Author ORCID Identifier

https://orcid.org/0000-0002-6141-611X

Semester

Summer

Date of Graduation

2025

Document Type

Dissertation

Degree Type

PhD

College

School of Medicine

Department

Exercise Physiology

Committee Chair

Sergiy Yakovenko

Committee Member

Valeriya Gritsenko

Committee Member

Jennifer Collinger

Committee Member

Jessica Allen

Committee Member

Jean McCrory

Committee Member

Sergiy Yakovenko

Abstract

Movement is the primary means by which the nervous system converts intention into interaction with the environment. Voluntary limb motion enables standing, walking, reaching, and grasping—actions that underpin self‑care, communication, and economic participation. When diseases or injuries disrupt the pathways that couple neural commands to muscle forces—whether through cortical stroke, spinal cord injury, or peripheral nerve damage—mechanical outcomes such as weakness, loss of coordination, and ultimately reduced mobility emerge. These impairments cascade into secondary complications, increased dependence on caregivers, and diminished quality of life. Quantifying how the lesion alters the mechanics of movement is therefore essential for designing targeted interventions that restore function and prevent long‑term disability.

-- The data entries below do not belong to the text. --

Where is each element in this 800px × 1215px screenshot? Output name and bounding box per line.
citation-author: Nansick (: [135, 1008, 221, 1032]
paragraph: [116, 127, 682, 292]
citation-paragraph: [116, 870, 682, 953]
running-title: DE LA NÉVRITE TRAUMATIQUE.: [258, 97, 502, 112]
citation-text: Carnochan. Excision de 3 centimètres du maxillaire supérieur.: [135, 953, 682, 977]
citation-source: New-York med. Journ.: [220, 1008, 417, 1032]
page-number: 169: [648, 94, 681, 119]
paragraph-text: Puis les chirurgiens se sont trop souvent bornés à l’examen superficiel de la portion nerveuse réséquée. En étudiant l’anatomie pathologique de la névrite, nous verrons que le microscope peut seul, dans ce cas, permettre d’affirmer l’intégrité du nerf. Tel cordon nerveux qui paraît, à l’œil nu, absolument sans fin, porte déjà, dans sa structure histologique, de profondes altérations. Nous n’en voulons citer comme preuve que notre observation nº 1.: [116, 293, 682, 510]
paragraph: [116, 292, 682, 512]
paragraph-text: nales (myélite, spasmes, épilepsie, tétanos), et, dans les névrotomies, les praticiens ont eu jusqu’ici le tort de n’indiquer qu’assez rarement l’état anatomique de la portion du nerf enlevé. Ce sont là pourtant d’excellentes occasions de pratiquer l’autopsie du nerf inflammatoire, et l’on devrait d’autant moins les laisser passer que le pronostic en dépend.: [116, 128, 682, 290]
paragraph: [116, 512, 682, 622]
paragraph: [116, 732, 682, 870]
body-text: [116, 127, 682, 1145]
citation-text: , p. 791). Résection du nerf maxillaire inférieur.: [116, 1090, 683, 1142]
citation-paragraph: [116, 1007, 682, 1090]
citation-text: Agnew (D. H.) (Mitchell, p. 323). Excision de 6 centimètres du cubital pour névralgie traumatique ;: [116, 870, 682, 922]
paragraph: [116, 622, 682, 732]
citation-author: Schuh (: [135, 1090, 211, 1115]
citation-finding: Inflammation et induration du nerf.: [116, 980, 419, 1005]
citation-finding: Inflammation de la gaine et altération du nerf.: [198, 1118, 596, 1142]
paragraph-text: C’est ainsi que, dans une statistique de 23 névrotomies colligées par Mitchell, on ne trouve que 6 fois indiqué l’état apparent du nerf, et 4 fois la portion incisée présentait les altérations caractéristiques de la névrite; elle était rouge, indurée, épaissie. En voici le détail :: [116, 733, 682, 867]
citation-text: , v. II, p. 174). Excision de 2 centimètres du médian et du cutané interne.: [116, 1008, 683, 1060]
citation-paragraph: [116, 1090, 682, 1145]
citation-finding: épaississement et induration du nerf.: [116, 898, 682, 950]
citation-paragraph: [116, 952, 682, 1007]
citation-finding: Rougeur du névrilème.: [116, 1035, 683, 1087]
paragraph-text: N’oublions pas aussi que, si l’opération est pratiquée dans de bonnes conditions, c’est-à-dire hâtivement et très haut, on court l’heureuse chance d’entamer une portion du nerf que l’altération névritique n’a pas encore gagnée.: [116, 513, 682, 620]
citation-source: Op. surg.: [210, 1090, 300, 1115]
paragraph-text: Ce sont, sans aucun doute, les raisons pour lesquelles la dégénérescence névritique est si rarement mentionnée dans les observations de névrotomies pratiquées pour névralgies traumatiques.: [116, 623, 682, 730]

In this dissertation, I have developed biomechanical models and computational methods to improve the diagnosis of—and rehabilitation from—motor impairments that arise after injuries to the central nervous system (CNS) and the peripheral nervous system (PNS), detailed in respective chapters. Chapter 2 presents real‑time forward and inverse dynamic models of bipedal locomotion and details analysis of selected numerical solvers and stabilizing viscoelastic contributions that enable fast, stable, high‑fidelity biomechanical simulations. Chapter 3 details the use of these models for quantitative description of the biomechanical origins of knee flexion deficits observed after stroke; to that end, I leverage a torque‑decomposition approach—rarely used in biomechanics but common in mechanical engineering—to identify variables contributory to the deficit. Chapter 4 shifts the focus from central to peripheral lesions, proposing and testing a novel real‑time method capable of inferring missing muscle activity from sparse EMG recordings, which could be used to generate control signals for assistive and rehabilitative technologies. Chapter 5 presents a perspective on anatomically constrained neural networks describing new approaches to approximate musculoskeletal transformations, needed to accurize and personalize them. Chapter 6 recapitulates main results and outlines directions for clinical translation and algorithmic refinements / extensions of presented solutions.